Cette levée d’immunité n’est pas laissée libre, elle est encadrée par une procédure dite procédure de levée d’immunité parlementaire. Cette procédure est énoncée de façon relativement détaillée par l’article 79 qui spécifie la démarche à suivre, de la demande de levée d’immunité jusqu’à la décision. La décision d’accorder la levée d’immunité requiert la majorité absolue des députés composant l’Assemblée nationale.
A la question de savoir si le député Agbeyomé Kodjo peut être poursuivi librement pour d’autres infractions ou crimes sans une autre procédure de levée d’immunité ? La réponse est négative puisque l’article 79, en son alinéa 6 est sans ambiguïté. La décision d’accorder la levée de l’immunité parlementaire ne s’applique qu’aux seules infractions pour lesquelles la levée de l’immunité parlementaire a été demandée.

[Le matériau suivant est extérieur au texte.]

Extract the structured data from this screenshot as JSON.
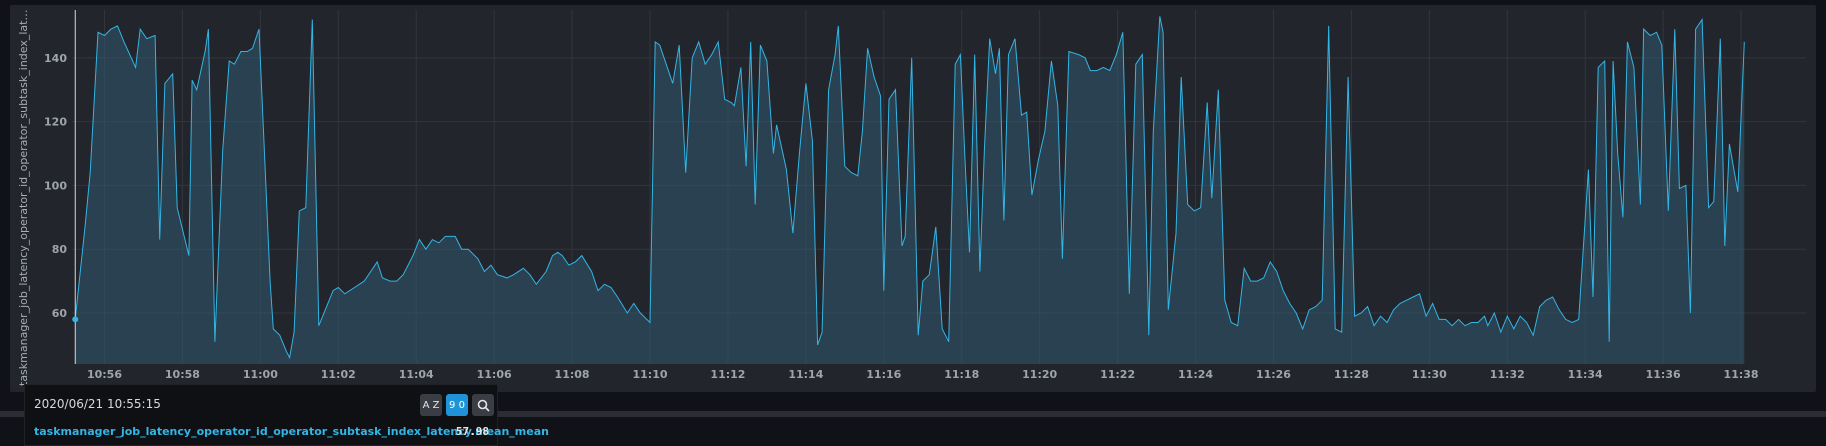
{
  "colors": {
    "line": "#33b5e5",
    "fill": "#2f5a70",
    "grid": "#33363d",
    "background": "#22252b"
  },
  "chart_data": {
    "type": "area",
    "title": "",
    "xlabel": "",
    "ylabel": "taskmanager_job_latency_operator_id_operator_subtask_index_latency.m...",
    "x_ticks": [
      "10:56",
      "10:58",
      "11:00",
      "11:02",
      "11:04",
      "11:06",
      "11:08",
      "11:10",
      "11:12",
      "11:14",
      "11:16",
      "11:18",
      "11:20",
      "11:22",
      "11:24",
      "11:26",
      "11:28",
      "11:30",
      "11:32",
      "11:34",
      "11:36",
      "11:38"
    ],
    "y_ticks": [
      60,
      80,
      100,
      120,
      140
    ],
    "ylim": [
      44,
      155
    ],
    "xlim": [
      "10:55:10",
      "11:39:40"
    ],
    "grid": true,
    "series": [
      {
        "name": "taskmanager_job_latency_operator_id_operator_subtask_index_latency.mean_mean",
        "points": [
          [
            "10:55:15",
            58
          ],
          [
            "10:55:30",
            87
          ],
          [
            "10:55:38",
            104
          ],
          [
            "10:55:50",
            148
          ],
          [
            "10:56:00",
            147
          ],
          [
            "10:56:10",
            149
          ],
          [
            "10:56:20",
            150
          ],
          [
            "10:56:30",
            145
          ],
          [
            "10:56:48",
            137
          ],
          [
            "10:56:55",
            149
          ],
          [
            "10:57:05",
            146
          ],
          [
            "10:57:18",
            147
          ],
          [
            "10:57:25",
            83
          ],
          [
            "10:57:33",
            132
          ],
          [
            "10:57:45",
            135
          ],
          [
            "10:57:52",
            93
          ],
          [
            "10:58:10",
            78
          ],
          [
            "10:58:15",
            133
          ],
          [
            "10:58:22",
            130
          ],
          [
            "10:58:35",
            142
          ],
          [
            "10:58:40",
            149
          ],
          [
            "10:58:50",
            51
          ],
          [
            "10:59:02",
            111
          ],
          [
            "10:59:12",
            139
          ],
          [
            "10:59:20",
            138
          ],
          [
            "10:59:30",
            142
          ],
          [
            "10:59:40",
            142
          ],
          [
            "10:59:48",
            143
          ],
          [
            "10:59:58",
            149
          ],
          [
            "11:00:15",
            70
          ],
          [
            "11:00:20",
            55
          ],
          [
            "11:00:30",
            53
          ],
          [
            "11:00:40",
            48
          ],
          [
            "11:00:45",
            46
          ],
          [
            "11:00:52",
            54
          ],
          [
            "11:01:00",
            92
          ],
          [
            "11:01:10",
            93
          ],
          [
            "11:01:20",
            152
          ],
          [
            "11:01:30",
            56
          ],
          [
            "11:01:40",
            61
          ],
          [
            "11:01:52",
            67
          ],
          [
            "11:02:00",
            68
          ],
          [
            "11:02:10",
            66
          ],
          [
            "11:02:25",
            68
          ],
          [
            "11:02:40",
            70
          ],
          [
            "11:03:00",
            76
          ],
          [
            "11:03:08",
            71
          ],
          [
            "11:03:20",
            70
          ],
          [
            "11:03:30",
            70
          ],
          [
            "11:03:40",
            72
          ],
          [
            "11:03:55",
            78
          ],
          [
            "11:04:05",
            83
          ],
          [
            "11:04:15",
            80
          ],
          [
            "11:04:25",
            83
          ],
          [
            "11:04:35",
            82
          ],
          [
            "11:04:45",
            84
          ],
          [
            "11:05:00",
            84
          ],
          [
            "11:05:10",
            80
          ],
          [
            "11:05:20",
            80
          ],
          [
            "11:05:35",
            77
          ],
          [
            "11:05:45",
            73
          ],
          [
            "11:05:55",
            75
          ],
          [
            "11:06:05",
            72
          ],
          [
            "11:06:20",
            71
          ],
          [
            "11:06:30",
            72
          ],
          [
            "11:06:45",
            74
          ],
          [
            "11:06:55",
            72
          ],
          [
            "11:07:05",
            69
          ],
          [
            "11:07:20",
            73
          ],
          [
            "11:07:30",
            78
          ],
          [
            "11:07:38",
            79
          ],
          [
            "11:07:45",
            78
          ],
          [
            "11:07:55",
            75
          ],
          [
            "11:08:05",
            76
          ],
          [
            "11:08:15",
            78
          ],
          [
            "11:08:30",
            73
          ],
          [
            "11:08:40",
            67
          ],
          [
            "11:08:50",
            69
          ],
          [
            "11:09:00",
            68
          ],
          [
            "11:09:10",
            65
          ],
          [
            "11:09:25",
            60
          ],
          [
            "11:09:35",
            63
          ],
          [
            "11:09:45",
            60
          ],
          [
            "11:10:00",
            57
          ],
          [
            "11:10:08",
            145
          ],
          [
            "11:10:15",
            144
          ],
          [
            "11:10:25",
            138
          ],
          [
            "11:10:35",
            132
          ],
          [
            "11:10:45",
            144
          ],
          [
            "11:10:55",
            104
          ],
          [
            "11:11:05",
            140
          ],
          [
            "11:11:15",
            145
          ],
          [
            "11:11:25",
            138
          ],
          [
            "11:11:35",
            141
          ],
          [
            "11:11:45",
            145
          ],
          [
            "11:11:55",
            127
          ],
          [
            "11:12:05",
            126
          ],
          [
            "11:12:10",
            125
          ],
          [
            "11:12:20",
            137
          ],
          [
            "11:12:28",
            106
          ],
          [
            "11:12:35",
            145
          ],
          [
            "11:12:42",
            94
          ],
          [
            "11:12:50",
            144
          ],
          [
            "11:13:00",
            139
          ],
          [
            "11:13:10",
            110
          ],
          [
            "11:13:15",
            119
          ],
          [
            "11:13:30",
            105
          ],
          [
            "11:13:40",
            85
          ],
          [
            "11:13:50",
            110
          ],
          [
            "11:14:00",
            132
          ],
          [
            "11:14:10",
            114
          ],
          [
            "11:14:18",
            50
          ],
          [
            "11:14:25",
            54
          ],
          [
            "11:14:35",
            130
          ],
          [
            "11:14:45",
            141
          ],
          [
            "11:14:50",
            150
          ],
          [
            "11:15:00",
            106
          ],
          [
            "11:15:10",
            104
          ],
          [
            "11:15:20",
            103
          ],
          [
            "11:15:27",
            117
          ],
          [
            "11:15:35",
            143
          ],
          [
            "11:15:45",
            134
          ],
          [
            "11:15:55",
            128
          ],
          [
            "11:16:00",
            67
          ],
          [
            "11:16:08",
            127
          ],
          [
            "11:16:18",
            130
          ],
          [
            "11:16:28",
            81
          ],
          [
            "11:16:33",
            84
          ],
          [
            "11:16:43",
            140
          ],
          [
            "11:16:53",
            53
          ],
          [
            "11:17:00",
            70
          ],
          [
            "11:17:10",
            72
          ],
          [
            "11:17:20",
            87
          ],
          [
            "11:17:30",
            55
          ],
          [
            "11:17:40",
            51
          ],
          [
            "11:17:50",
            138
          ],
          [
            "11:17:58",
            141
          ],
          [
            "11:18:05",
            108
          ],
          [
            "11:18:12",
            79
          ],
          [
            "11:18:20",
            141
          ],
          [
            "11:18:28",
            73
          ],
          [
            "11:18:35",
            112
          ],
          [
            "11:18:43",
            146
          ],
          [
            "11:18:52",
            135
          ],
          [
            "11:18:58",
            143
          ],
          [
            "11:19:05",
            89
          ],
          [
            "11:19:12",
            141
          ],
          [
            "11:19:22",
            146
          ],
          [
            "11:19:32",
            122
          ],
          [
            "11:19:40",
            123
          ],
          [
            "11:19:48",
            97
          ],
          [
            "11:19:58",
            108
          ],
          [
            "11:20:08",
            117
          ],
          [
            "11:20:18",
            139
          ],
          [
            "11:20:28",
            125
          ],
          [
            "11:20:35",
            77
          ],
          [
            "11:20:45",
            142
          ],
          [
            "11:21:00",
            141
          ],
          [
            "11:21:10",
            140
          ],
          [
            "11:21:18",
            136
          ],
          [
            "11:21:28",
            136
          ],
          [
            "11:21:38",
            137
          ],
          [
            "11:21:48",
            136
          ],
          [
            "11:21:58",
            141
          ],
          [
            "11:22:08",
            148
          ],
          [
            "11:22:18",
            66
          ],
          [
            "11:22:28",
            138
          ],
          [
            "11:22:38",
            141
          ],
          [
            "11:22:48",
            53
          ],
          [
            "11:22:55",
            117
          ],
          [
            "11:23:05",
            153
          ],
          [
            "11:23:10",
            148
          ],
          [
            "11:23:18",
            61
          ],
          [
            "11:23:30",
            85
          ],
          [
            "11:23:38",
            134
          ],
          [
            "11:23:48",
            94
          ],
          [
            "11:23:58",
            92
          ],
          [
            "11:24:08",
            93
          ],
          [
            "11:24:18",
            126
          ],
          [
            "11:24:25",
            96
          ],
          [
            "11:24:35",
            130
          ],
          [
            "11:24:45",
            64
          ],
          [
            "11:24:55",
            57
          ],
          [
            "11:25:05",
            56
          ],
          [
            "11:25:15",
            74
          ],
          [
            "11:25:25",
            70
          ],
          [
            "11:25:35",
            70
          ],
          [
            "11:25:45",
            71
          ],
          [
            "11:25:55",
            76
          ],
          [
            "11:26:05",
            73
          ],
          [
            "11:26:15",
            67
          ],
          [
            "11:26:25",
            63
          ],
          [
            "11:26:35",
            60
          ],
          [
            "11:26:45",
            55
          ],
          [
            "11:26:55",
            61
          ],
          [
            "11:27:05",
            62
          ],
          [
            "11:27:15",
            64
          ],
          [
            "11:27:25",
            150
          ],
          [
            "11:27:35",
            55
          ],
          [
            "11:27:45",
            54
          ],
          [
            "11:27:55",
            134
          ],
          [
            "11:28:05",
            59
          ],
          [
            "11:28:15",
            60
          ],
          [
            "11:28:25",
            62
          ],
          [
            "11:28:35",
            56
          ],
          [
            "11:28:45",
            59
          ],
          [
            "11:28:55",
            57
          ],
          [
            "11:29:05",
            61
          ],
          [
            "11:29:15",
            63
          ],
          [
            "11:29:25",
            64
          ],
          [
            "11:29:35",
            65
          ],
          [
            "11:29:45",
            66
          ],
          [
            "11:29:55",
            59
          ],
          [
            "11:30:05",
            63
          ],
          [
            "11:30:15",
            58
          ],
          [
            "11:30:25",
            58
          ],
          [
            "11:30:35",
            56
          ],
          [
            "11:30:45",
            58
          ],
          [
            "11:30:55",
            56
          ],
          [
            "11:31:05",
            57
          ],
          [
            "11:31:15",
            57
          ],
          [
            "11:31:25",
            59
          ],
          [
            "11:31:30",
            56
          ],
          [
            "11:31:40",
            60
          ],
          [
            "11:31:50",
            54
          ],
          [
            "11:32:00",
            59
          ],
          [
            "11:32:10",
            55
          ],
          [
            "11:32:20",
            59
          ],
          [
            "11:32:30",
            57
          ],
          [
            "11:32:40",
            53
          ],
          [
            "11:32:50",
            62
          ],
          [
            "11:33:00",
            64
          ],
          [
            "11:33:10",
            65
          ],
          [
            "11:33:20",
            61
          ],
          [
            "11:33:30",
            58
          ],
          [
            "11:33:40",
            57
          ],
          [
            "11:33:50",
            58
          ],
          [
            "11:34:05",
            105
          ],
          [
            "11:34:12",
            65
          ],
          [
            "11:34:20",
            137
          ],
          [
            "11:34:30",
            139
          ],
          [
            "11:34:37",
            51
          ],
          [
            "11:34:43",
            139
          ],
          [
            "11:34:50",
            110
          ],
          [
            "11:34:58",
            90
          ],
          [
            "11:35:05",
            145
          ],
          [
            "11:35:15",
            137
          ],
          [
            "11:35:25",
            94
          ],
          [
            "11:35:30",
            149
          ],
          [
            "11:35:40",
            147
          ],
          [
            "11:35:50",
            148
          ],
          [
            "11:35:58",
            144
          ],
          [
            "11:36:08",
            92
          ],
          [
            "11:36:18",
            149
          ],
          [
            "11:36:25",
            99
          ],
          [
            "11:36:35",
            100
          ],
          [
            "11:36:42",
            60
          ],
          [
            "11:36:50",
            149
          ],
          [
            "11:37:00",
            152
          ],
          [
            "11:37:10",
            93
          ],
          [
            "11:37:18",
            95
          ],
          [
            "11:37:28",
            146
          ],
          [
            "11:37:35",
            81
          ],
          [
            "11:37:42",
            113
          ],
          [
            "11:37:55",
            98
          ],
          [
            "11:38:05",
            145
          ]
        ]
      }
    ]
  },
  "tooltip": {
    "time": "2020/06/21 10:55:15",
    "sort_alpha_label": "A Z",
    "sort_value_label": "9 0",
    "series_name": "taskmanager_job_latency_operator_id_operator_subtask_index_latency.mean_mean",
    "value": "57.98"
  }
}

Agbéyomé Kodjo garde-t-il son siège de député ? Le règlement intérieur restant muet sur la portée de la levée d’immunité parlementaire, il ne permet pas de répondre de façon claire à cette question. Mais la question ne se pose pas normalement dans la mesure où, généralement, la levée d’immunité parlementaire ne concerne que l’inviolabilité du député et n’empêche en aucun cas le parlementaire de conserver son siège au Parlement bien qu’elle puisse l’empêcher d’y siéger physiquement.
Il faut le rappeler, la levée d’immunité n’est pas une présomption de culpabilité du député en cause comme on pourrait facilement le croire, la présomption d’innocence est et restera de mise jusqu’ à ce qu’un tribunal le reconnaisse coupable.